In a similar manner, what the hell is with all those trig identities? Nobody memorizes those things! You memorize like, 2 or 3 of them, and almost only ever use sin² + cos² = 1. In a similar fashion, nobody ever uses integral trig identities because if you are using them you should have converted your coordinate system to polar coordinates, and if you can't do that then you can just look them up for crying out loud. Factoring and completing the square can be useful, but forcing students to do these problems over and over when they almost never actually show up in anything other than spoon-fed equations is insane.

Partial Fractions, on the other hand, are awesome and fun and why on earth are they only taught in intermediate calculus?! Kids are ALWAYS trying to pull apart fractions like that, and we always tell them to not do it - why not just teach them the right way to do it? By the time they finally got around to teaching me partial fractions, I was thinking that it would be some horrifically difficult, painful, complex process.
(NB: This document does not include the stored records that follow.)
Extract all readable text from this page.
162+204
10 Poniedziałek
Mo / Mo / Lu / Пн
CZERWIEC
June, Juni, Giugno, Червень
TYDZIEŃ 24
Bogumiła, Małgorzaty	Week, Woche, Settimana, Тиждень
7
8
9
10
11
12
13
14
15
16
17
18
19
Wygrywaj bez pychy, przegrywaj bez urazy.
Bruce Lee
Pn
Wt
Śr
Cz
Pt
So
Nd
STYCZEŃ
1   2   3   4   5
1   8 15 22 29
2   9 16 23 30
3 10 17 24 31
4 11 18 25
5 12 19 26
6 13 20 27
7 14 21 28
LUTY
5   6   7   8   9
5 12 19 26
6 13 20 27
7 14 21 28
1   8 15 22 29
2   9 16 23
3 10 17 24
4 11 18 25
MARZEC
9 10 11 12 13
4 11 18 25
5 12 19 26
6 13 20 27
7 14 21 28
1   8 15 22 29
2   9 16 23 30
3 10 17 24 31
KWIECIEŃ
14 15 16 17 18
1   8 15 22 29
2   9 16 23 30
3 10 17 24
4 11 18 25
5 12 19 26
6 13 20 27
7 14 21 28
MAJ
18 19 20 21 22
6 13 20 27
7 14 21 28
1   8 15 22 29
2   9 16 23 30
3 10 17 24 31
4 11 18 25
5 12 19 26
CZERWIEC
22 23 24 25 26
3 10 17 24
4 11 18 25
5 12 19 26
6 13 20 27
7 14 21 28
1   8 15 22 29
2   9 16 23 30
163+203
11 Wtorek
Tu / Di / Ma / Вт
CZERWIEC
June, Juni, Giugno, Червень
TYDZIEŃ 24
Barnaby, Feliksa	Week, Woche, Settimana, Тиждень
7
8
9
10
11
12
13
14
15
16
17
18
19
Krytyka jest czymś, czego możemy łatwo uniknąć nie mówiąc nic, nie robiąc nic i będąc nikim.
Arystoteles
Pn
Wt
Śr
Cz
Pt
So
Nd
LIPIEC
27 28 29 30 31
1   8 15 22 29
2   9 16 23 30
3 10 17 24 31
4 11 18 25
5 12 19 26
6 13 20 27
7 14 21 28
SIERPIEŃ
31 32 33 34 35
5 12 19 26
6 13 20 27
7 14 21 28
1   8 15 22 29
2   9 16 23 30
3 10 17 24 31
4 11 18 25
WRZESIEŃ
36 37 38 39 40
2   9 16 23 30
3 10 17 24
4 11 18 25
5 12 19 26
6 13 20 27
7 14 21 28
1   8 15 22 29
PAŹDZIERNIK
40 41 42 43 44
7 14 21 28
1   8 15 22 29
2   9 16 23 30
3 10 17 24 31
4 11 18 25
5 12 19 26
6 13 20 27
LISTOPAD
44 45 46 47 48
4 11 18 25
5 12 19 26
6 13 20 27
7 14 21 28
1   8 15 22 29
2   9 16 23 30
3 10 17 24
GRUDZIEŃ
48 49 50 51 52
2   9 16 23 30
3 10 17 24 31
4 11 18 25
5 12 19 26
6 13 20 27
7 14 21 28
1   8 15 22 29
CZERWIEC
It isn't. You just have to follow a few rules and then 0 out some functions. How can that possibly be harder than learning the concept of differentiation? And its useful too!

Lets say we want to teach someone basic calculus. How much do they need to know? They need to know addition, subtraction, division, multiplication, fractions, exponentiation, roots, algebra, limits, and derivatives. You could teach someone calculus without them knowing what sine and cosine even are. You could probably argue that, with proper teaching, calculus would be about as hard, or maybe a little harder, than trigonometry. Trigonometry, by the way, has an inordinate amount of time spent on it. Just tell kids how right triangles work, sine/cosine/tangent, SOHCAHTOA, a few identities, and you're good. You don't need to know scalene and isosceles triangles. Why do we even have special names for them? Who gives a shit if a triangle has sides of the same length? Either its a right triangle and its useful or its not a right triangle and you have to do some crazy sin law shit that usually means your algorithm is just wrong and so the only time you ever actually need to use it you can just look up the formula because it is a obtuse edge case that almost never comes up.

Think about that. We're grading kids by asking them to solve edge cases that never come up in reality and grading how well they are in math based off of that. And then we're confused when they complain about math having no practical application? Well duh. The sheer amount of time spent on useless topics is staggering. Calculus should be taught to high school freshman. Differential equations and complex analysis go to the seniors, and by the time you get into college you're looking at combinatorics and vector analysis, not basic calculus.

I have already seen some heavily flawed arguments against this. Some people say that people aren't interested in math, so this will never work. Since I'm saying that teaching kids advanced concepts early on will make them interested in math, this is a circular argument and invalid. Other people claim that the kids will never understand because of some bullshit about needing logical constructs, which just doesn't make sense because you should still introduce the concepts. Introducing a concept early on and having the student be confused about it is a good thing because it means they'll try to work it out over time. The more time you give them, the more likely it will click. Besides, most students aren't understanding algebra with the current system anyway, so I fail to see the point of that argument. It's not working now so don't try to change it or you'll make it worse? That's just pathetic.

TL;DR: Stop teaching kids stupid, pointless math they won't need and maybe they won't rightfully conclude that what they are being taught is useless.